Re: [PATCH v6 5/6] binfmt_*: scope path resolution of interpreters
From: Andy Lutomirski <luto@kernel.org>
Date: 2019-05-11 22:40:02
Also in:
linux-arch, linux-fsdevel, lkml
On May 11, 2019, at 10:21 AM, Linus Torvalds [off-list ref] wrote:quoted
On Sat, May 11, 2019 at 1:00 PM Andy Lutomirski [off-list ref] wrote: A better “spawn” API should fix this.Andy, stop with the "spawn would be better".
It doesn’t have to be spawn per se. But the current situation sucks.
Notice? None of the real problems are about execve or would be solved by any spawn API. You just think that because you've apparently been talking to too many MS people that think fork (and thus indirectly execve()) is bad process management.

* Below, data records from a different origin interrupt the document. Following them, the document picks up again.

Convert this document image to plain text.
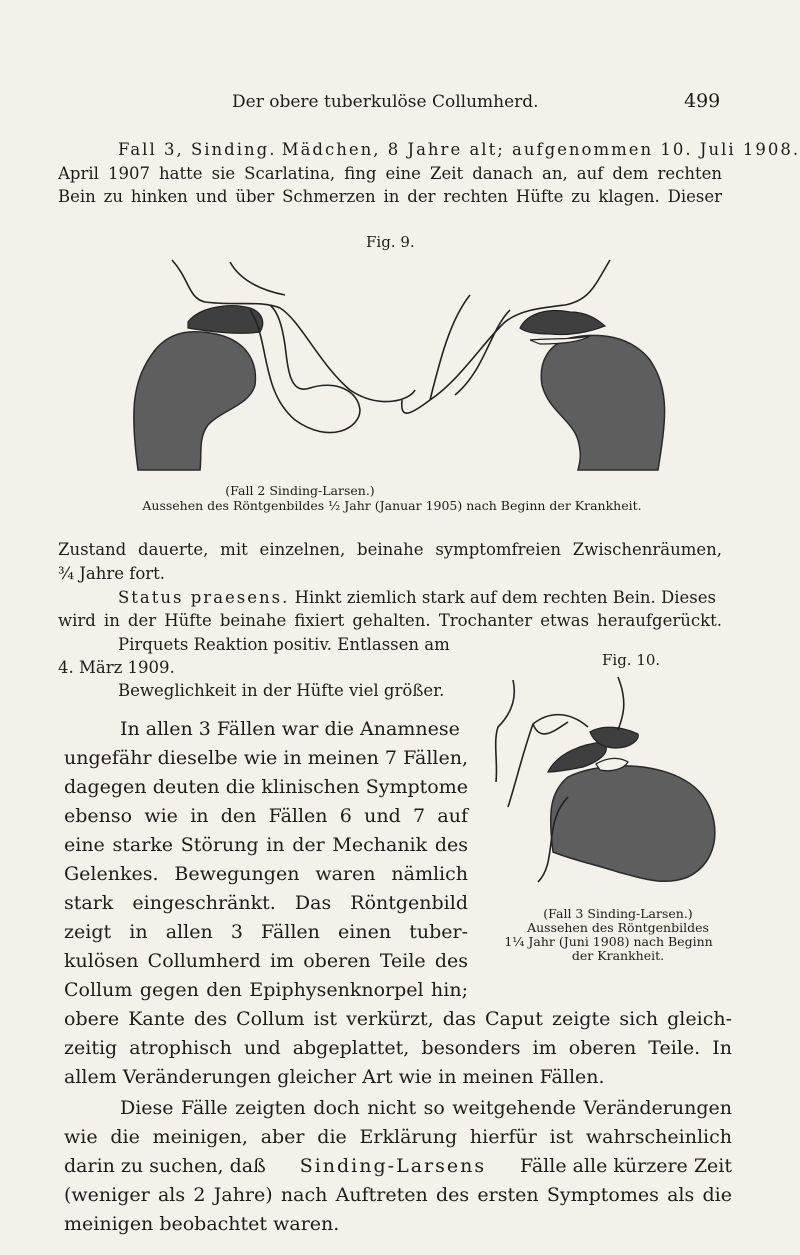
Der obere tuberkulöse Collumherd.	499
Fall 3, Sinding. Mädchen, 8 Jahre alt; aufgenommen 10. Juli 1908.
April 1907 hatte sie Scarlatina, fing eine Zeit danach an, auf dem rechten
Bein zu hinken und über Schmerzen in der rechten Hüfte zu klagen. Dieser
Fig. 9.
(Fall 2 Sinding-Larsen.)
Aussehen des Röntgenbildes ½ Jahr (Januar 1905) nach Beginn der Krankheit.
Zustand dauerte, mit einzelnen, beinahe symptomfreien Zwischenräumen,
¾ Jahre fort.
Status praesens. Hinkt ziemlich stark auf dem rechten Bein. Dieses
wird in der Hüfte beinahe fixiert gehalten. Trochanter etwas heraufgerückt.
Pirquets Reaktion positiv. Entlassen am
4. März 1909.
Beweglichkeit in der Hüfte viel größer.
Fig. 10.
(Fall 3 Sinding-Larsen.)
Aussehen des Röntgenbildes
1¼ Jahr (Juni 1908) nach Beginn
der Krankheit.
In allen 3 Fällen war die Anamnese
ungefähr dieselbe wie in meinen 7 Fällen,
dagegen deuten die klinischen Symptome
ebenso wie in den Fällen 6 und 7 auf
eine starke Störung in der Mechanik des
Gelenkes. Bewegungen waren nämlich
stark eingeschränkt. Das Röntgenbild
zeigt in allen 3 Fällen einen tuber-
kulösen Collumherd im oberen Teile des
Collum gegen den Epiphysenknorpel hin;
obere Kante des Collum ist verkürzt, das Caput zeigte sich gleich-
zeitig atrophisch und abgeplattet, besonders im oberen Teile. In
allem Veränderungen gleicher Art wie in meinen Fällen.
Diese Fälle zeigten doch nicht so weitgehende Veränderungen
wie die meinigen, aber die Erklärung hierfür ist wahrscheinlich
darin zu suchen, daß Sinding-Larsens Fälle alle kürzere Zeit
(weniger als 2 Jahre) nach Auftreten des ersten Symptomes als die
meinigen beobachtet waren.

I’ve literally never spoken to an MS person about it. What container managers and init systems *want* is a way to drop privileges, change namespaces, etc and then run something in a controlled way so that the intermediate states aren’t dangerous. An API for this could be spawn-like or exec-like — that particular distinction is beside the point. Having personally written code that mucks with namepsaces, I've wanted two particular abilities that are both quite awkward: a) Change all my UIDs and GIDs to match a container, enter that container's namespaces, and run some binary in the container's filesystem, all atomically enough that I don't need to worry about accidentally leaking privileges into the container. A super-duper-non-dumpable mode would kind of allow this, but I'd worry that there's some other hole besides ptrace() and /proc/self. b) Change all my UIDs and GIDs to match a container, enter that container's namespaces, and run some binary that is *not* in the container's filesystem. This happens, for example, if the container's mount namespace has no exec mounts at all. We don't have a fantastic way to do this at all right now due to /proc/self/exe. Regardless, the actual CVE at hand would have been nicely avoided if writing to /proc/self/exe didn’t work, and I see no reason we can’t make that happen. I suppose we could also consider a change to disable /proc/self/exe if it's not reachable from /proc/self/root. By "disable", I mean that readlink() should maybe still work, but actually trying to open it could probably fail safely.